Mutations at the arginine methylation sites on KPAP1 affect the adenine composition of tails of never-edited and pre-edited transcripts. (A) Population density curves of proportion of adenine along tail for never-edited transcripts CO1 and ND1 zoomed in on the more abundant shorter tails, which are less than 60 nt. (B) Population density curves of proportion of adenine along tail for pre-edited and early-edited transcripts A6, RPS12, and CYb. Grey box for the early-edited CYbp tails indicates there were too few tails to analyze. (C) Population density curves of proportion of adenine along tail for fully-edited and late edited transcripts A6, RPS12, and CYb. Reads are derived from primers designed to bind to either pre-edited transcripts (p) or edited transcripts (e).

Figure 9

Hidden Markov modelling elucidates A- and U-addition characteristics. (A) Examples and explanations of 2-state and 3-state tail addition models. ‘N to n’ corresponds to numbers in Supplementary Tables S6, S7 , and S8 . Proportion of each circle colored is described as ‘A to n’ in Supplementary Tables S6, S7 , and S8 . Examples are derived from real data as indicated below each model. (B) Examples showing the differences between models derived from uninduced KPAP1 WT (-tet) cell lines to those that were induced (+tet). Of interest is the increase in tails that start in the primarily A-addition state 1 (0 to 1). ND1 shows differences in many proportions, including the proportion of As (red) being added in state 3. (C) Example models showing the differences between tail models derived from KPAP1 WT to KPAP1 RF cell lines. Trends of note are an increase in tails that start in the primarily A-addition state 1 and a decrease in those that stay in the A-addition state 1 (1 to 1, top and bottom panels). Also, to note, is the decrease in those that stay in primarily U-addition state 2 (2 to 2, top panel only). (D) Example models showing the differences between tail models derived from KPAP1 WT to KPAP1 RK cell lines.
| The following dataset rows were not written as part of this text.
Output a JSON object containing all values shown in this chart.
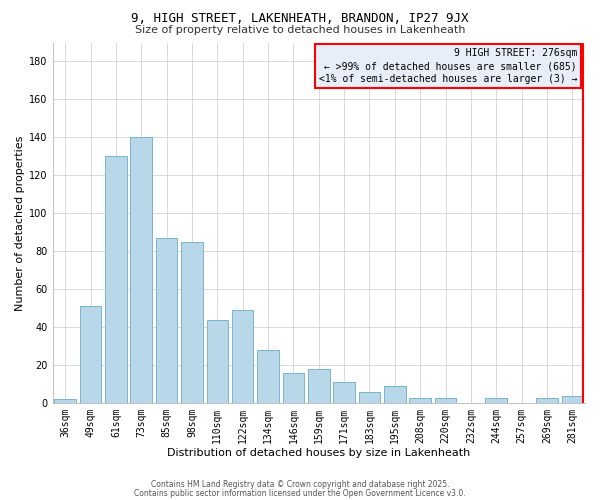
{
  "title": "9, HIGH STREET, LAKENHEATH, BRANDON, IP27 9JX",
  "subtitle": "Size of property relative to detached houses in Lakenheath",
  "xlabel": "Distribution of detached houses by size in Lakenheath",
  "ylabel": "Number of detached properties",
  "categories": [
    "36sqm",
    "49sqm",
    "61sqm",
    "73sqm",
    "85sqm",
    "98sqm",
    "110sqm",
    "122sqm",
    "134sqm",
    "146sqm",
    "159sqm",
    "171sqm",
    "183sqm",
    "195sqm",
    "208sqm",
    "220sqm",
    "232sqm",
    "244sqm",
    "257sqm",
    "269sqm",
    "281sqm"
  ],
  "values": [
    2,
    51,
    130,
    140,
    87,
    85,
    44,
    49,
    28,
    16,
    18,
    11,
    6,
    9,
    3,
    3,
    0,
    3,
    0,
    3,
    4
  ],
  "bar_color": "#b8d8ea",
  "bar_edge_color": "#7bb4cc",
  "annotation_box_text": "9 HIGH STREET: 276sqm\n← >99% of detached houses are smaller (685)\n<1% of semi-detached houses are larger (3) →",
  "annotation_box_color": "#e8eef8",
  "annotation_box_edge_color": "red",
  "ylim": [
    0,
    190
  ],
  "yticks": [
    0,
    20,
    40,
    60,
    80,
    100,
    120,
    140,
    160,
    180
  ],
  "footer_line1": "Contains HM Land Registry data © Crown copyright and database right 2025.",
  "footer_line2": "Contains public sector information licensed under the Open Government Licence v3.0.",
  "background_color": "#ffffff",
  "grid_color": "#cccccc",
  "title_fontsize": 9,
  "subtitle_fontsize": 8,
  "xlabel_fontsize": 8,
  "ylabel_fontsize": 8,
  "tick_fontsize": 7,
  "annot_fontsize": 7
}
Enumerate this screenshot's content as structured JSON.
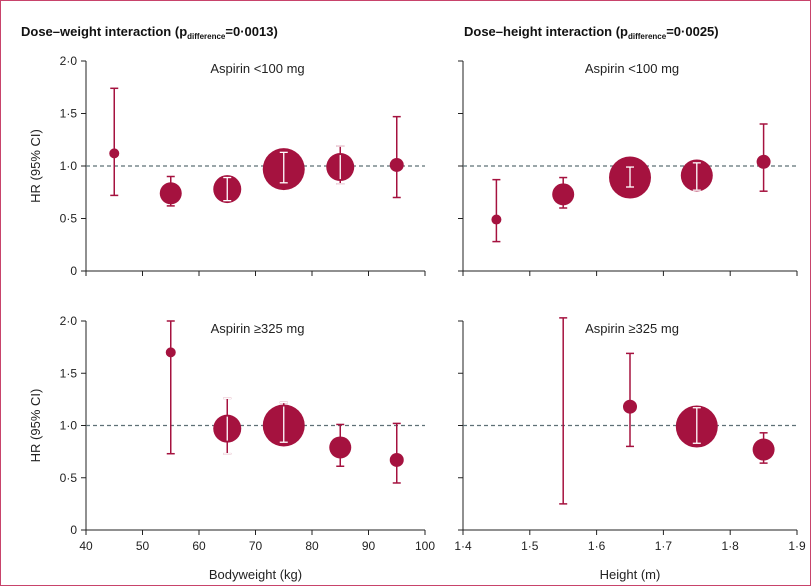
{
  "chart_data": [
    {
      "type": "scatter",
      "title": "Dose–weight interaction (pdifference=0·0013)",
      "title_main": "Dose–weight interaction (p",
      "title_sub": "difference",
      "title_end": "=0·0013)",
      "annotation": "Aspirin <100 mg",
      "ylabel": "HR (95% CI)",
      "xlabel": "",
      "xlim": [
        40,
        100
      ],
      "ylim": [
        0,
        2.0
      ],
      "reference_line": 1.0,
      "y_ticks": [
        "0",
        "0·5",
        "1·0",
        "1·5",
        "2·0"
      ],
      "x_ticks": [],
      "points": [
        {
          "x": 45,
          "y": 1.12,
          "lower": 0.72,
          "upper": 1.74,
          "size": "smallest"
        },
        {
          "x": 55,
          "y": 0.74,
          "lower": 0.62,
          "upper": 0.9,
          "size": "medium"
        },
        {
          "x": 65,
          "y": 0.78,
          "lower": 0.67,
          "upper": 0.89,
          "size": "large"
        },
        {
          "x": 75,
          "y": 0.97,
          "lower": 0.84,
          "upper": 1.13,
          "size": "largest"
        },
        {
          "x": 85,
          "y": 0.99,
          "lower": 0.83,
          "upper": 1.19,
          "size": "large"
        },
        {
          "x": 95,
          "y": 1.01,
          "lower": 0.7,
          "upper": 1.47,
          "size": "small"
        }
      ]
    },
    {
      "type": "scatter",
      "title": "Dose–height interaction (pdifference=0·0025)",
      "title_main": "Dose–height interaction (p",
      "title_sub": "difference",
      "title_end": "=0·0025)",
      "annotation": "Aspirin <100 mg",
      "ylabel": "",
      "xlabel": "",
      "xlim": [
        1.4,
        1.9
      ],
      "ylim": [
        0,
        2.0
      ],
      "reference_line": 1.0,
      "y_ticks": [],
      "x_ticks": [],
      "points": [
        {
          "x": 1.45,
          "y": 0.49,
          "lower": 0.28,
          "upper": 0.87,
          "size": "smallest"
        },
        {
          "x": 1.55,
          "y": 0.73,
          "lower": 0.6,
          "upper": 0.89,
          "size": "medium"
        },
        {
          "x": 1.65,
          "y": 0.89,
          "lower": 0.8,
          "upper": 0.99,
          "size": "largest"
        },
        {
          "x": 1.75,
          "y": 0.91,
          "lower": 0.77,
          "upper": 1.03,
          "size": "very large"
        },
        {
          "x": 1.85,
          "y": 1.04,
          "lower": 0.76,
          "upper": 1.4,
          "size": "small"
        }
      ]
    },
    {
      "type": "scatter",
      "title": "",
      "annotation": "Aspirin ≥325 mg",
      "ylabel": "HR (95% CI)",
      "xlabel": "Bodyweight (kg)",
      "xlim": [
        40,
        100
      ],
      "ylim": [
        0,
        2.0
      ],
      "reference_line": 1.0,
      "y_ticks": [
        "0",
        "0·5",
        "1·0",
        "1·5",
        "2·0"
      ],
      "x_ticks": [
        "40",
        "50",
        "60",
        "70",
        "80",
        "90",
        "100"
      ],
      "points": [
        {
          "x": 55,
          "y": 1.7,
          "lower": 0.73,
          "upper": 2.0,
          "size": "smallest"
        },
        {
          "x": 65,
          "y": 0.97,
          "lower": 0.73,
          "upper": 1.26,
          "size": "large"
        },
        {
          "x": 75,
          "y": 1.0,
          "lower": 0.84,
          "upper": 1.22,
          "size": "largest"
        },
        {
          "x": 85,
          "y": 0.79,
          "lower": 0.61,
          "upper": 1.01,
          "size": "medium"
        },
        {
          "x": 95,
          "y": 0.67,
          "lower": 0.45,
          "upper": 1.02,
          "size": "small"
        }
      ]
    },
    {
      "type": "scatter",
      "title": "",
      "annotation": "Aspirin ≥325 mg",
      "ylabel": "",
      "xlabel": "Height (m)",
      "xlim": [
        1.4,
        1.9
      ],
      "ylim": [
        0,
        2.0
      ],
      "reference_line": 1.0,
      "y_ticks": [],
      "x_ticks": [
        "1·4",
        "1·5",
        "1·6",
        "1·7",
        "1·8",
        "1·9"
      ],
      "points": [
        {
          "x": 1.55,
          "y": null,
          "lower": 0.25,
          "upper": 2.03,
          "size": "none"
        },
        {
          "x": 1.65,
          "y": 1.18,
          "lower": 0.8,
          "upper": 1.69,
          "size": "small"
        },
        {
          "x": 1.75,
          "y": 0.99,
          "lower": 0.83,
          "upper": 1.17,
          "size": "largest"
        },
        {
          "x": 1.85,
          "y": 0.77,
          "lower": 0.64,
          "upper": 0.93,
          "size": "medium"
        }
      ]
    }
  ],
  "colors": {
    "marker": "#a5123f",
    "reference_line": "#5e7076",
    "axis": "#222222",
    "frame": "#c8436b"
  }
}
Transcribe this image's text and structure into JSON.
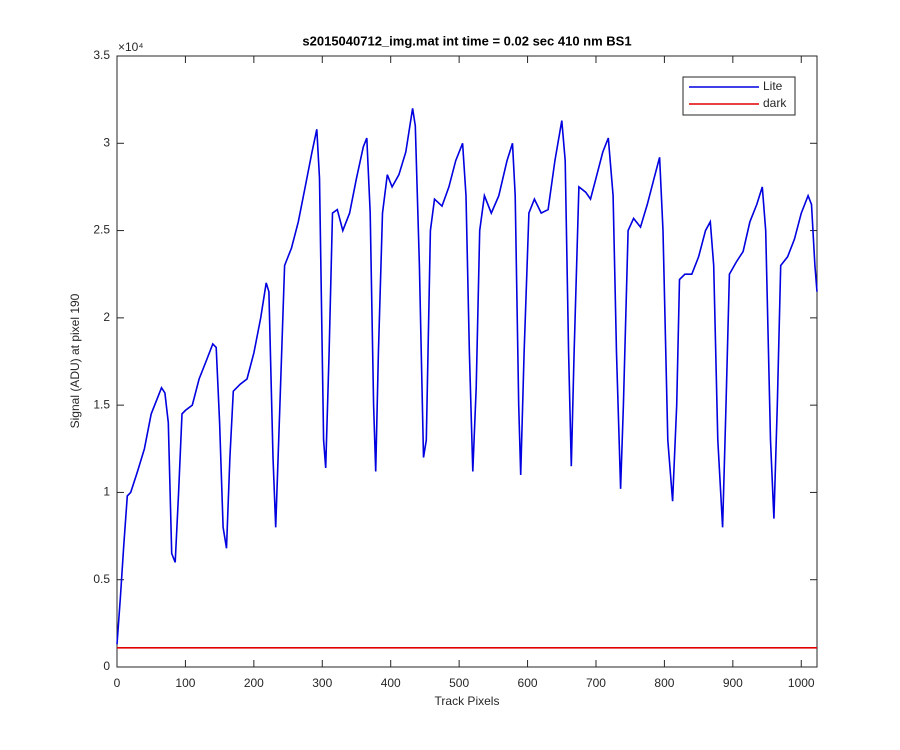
{
  "chart_data": {
    "type": "line",
    "title": "s2015040712_img.mat int time = 0.02 sec  410 nm BS1",
    "x_label": "Track Pixels",
    "y_label": "Signal (ADU) at pixel 190",
    "y_multiplier": "×10⁴",
    "xlim": [
      0,
      1023
    ],
    "ylim": [
      0,
      3.5
    ],
    "xticks": [
      0,
      100,
      200,
      300,
      400,
      500,
      600,
      700,
      800,
      900,
      1000
    ],
    "yticks": [
      0,
      0.5,
      1,
      1.5,
      2,
      2.5,
      3,
      3.5
    ],
    "legend": "top-right",
    "series": [
      {
        "name": "Lite",
        "color": "#0000e0",
        "x": [
          0,
          5,
          10,
          15,
          20,
          30,
          40,
          50,
          60,
          65,
          70,
          75,
          80,
          85,
          90,
          95,
          100,
          110,
          120,
          130,
          140,
          145,
          150,
          155,
          160,
          165,
          170,
          180,
          190,
          200,
          210,
          218,
          222,
          228,
          232,
          238,
          245,
          255,
          265,
          275,
          285,
          292,
          296,
          302,
          305,
          310,
          315,
          322,
          330,
          340,
          350,
          360,
          365,
          370,
          375,
          378,
          382,
          388,
          395,
          402,
          412,
          422,
          432,
          436,
          442,
          448,
          452,
          458,
          464,
          475,
          485,
          495,
          505,
          510,
          515,
          520,
          525,
          530,
          537,
          547,
          558,
          570,
          578,
          582,
          587,
          590,
          595,
          602,
          610,
          620,
          630,
          640,
          650,
          655,
          660,
          664,
          668,
          675,
          685,
          692,
          700,
          710,
          718,
          725,
          730,
          736,
          740,
          747,
          755,
          765,
          775,
          785,
          793,
          798,
          805,
          812,
          818,
          822,
          830,
          840,
          850,
          860,
          867,
          872,
          878,
          885,
          890,
          895,
          905,
          915,
          925,
          935,
          943,
          948,
          955,
          960,
          965,
          970,
          980,
          990,
          1000,
          1010,
          1015,
          1020,
          1023
        ],
        "values": [
          0.13,
          0.4,
          0.7,
          0.98,
          1.0,
          1.12,
          1.25,
          1.45,
          1.55,
          1.6,
          1.57,
          1.4,
          0.65,
          0.6,
          1.0,
          1.45,
          1.47,
          1.5,
          1.65,
          1.75,
          1.85,
          1.83,
          1.4,
          0.8,
          0.68,
          1.2,
          1.58,
          1.62,
          1.65,
          1.8,
          2.0,
          2.2,
          2.15,
          1.2,
          0.8,
          1.5,
          2.3,
          2.4,
          2.55,
          2.75,
          2.95,
          3.08,
          2.8,
          1.3,
          1.14,
          1.8,
          2.6,
          2.62,
          2.5,
          2.6,
          2.8,
          2.98,
          3.03,
          2.6,
          1.5,
          1.12,
          1.8,
          2.6,
          2.82,
          2.75,
          2.82,
          2.95,
          3.2,
          3.1,
          2.3,
          1.2,
          1.3,
          2.5,
          2.68,
          2.64,
          2.75,
          2.9,
          3.0,
          2.7,
          1.8,
          1.12,
          1.6,
          2.5,
          2.7,
          2.6,
          2.7,
          2.9,
          3.0,
          2.7,
          1.5,
          1.1,
          1.8,
          2.6,
          2.68,
          2.6,
          2.62,
          2.9,
          3.13,
          2.9,
          1.8,
          1.15,
          1.8,
          2.75,
          2.72,
          2.68,
          2.8,
          2.95,
          3.03,
          2.7,
          1.8,
          1.02,
          1.5,
          2.5,
          2.57,
          2.52,
          2.65,
          2.8,
          2.92,
          2.5,
          1.3,
          0.95,
          1.5,
          2.22,
          2.25,
          2.25,
          2.35,
          2.5,
          2.55,
          2.3,
          1.3,
          0.8,
          1.5,
          2.25,
          2.32,
          2.38,
          2.55,
          2.65,
          2.75,
          2.5,
          1.3,
          0.85,
          1.5,
          2.3,
          2.35,
          2.45,
          2.6,
          2.7,
          2.65,
          2.3,
          2.15
        ]
      },
      {
        "name": "dark",
        "color": "#e00000",
        "x": [
          0,
          1023
        ],
        "values": [
          0.11,
          0.11
        ]
      }
    ]
  }
}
Two trends are a decrease in tails that start in the primarily A-addition state 1 and an increase in those that stay in primarily U-addition state 2. (E) Example models showing the decrease in tails that stay in the primarily U-addition state 2 between those on pre-edited transcripts and those on early-edited transcripts. For all models, the arrow width is proportionate to the percentage of tails following the path. Proportion of color in each circle is relative to the proportion of As or Us being added in each state.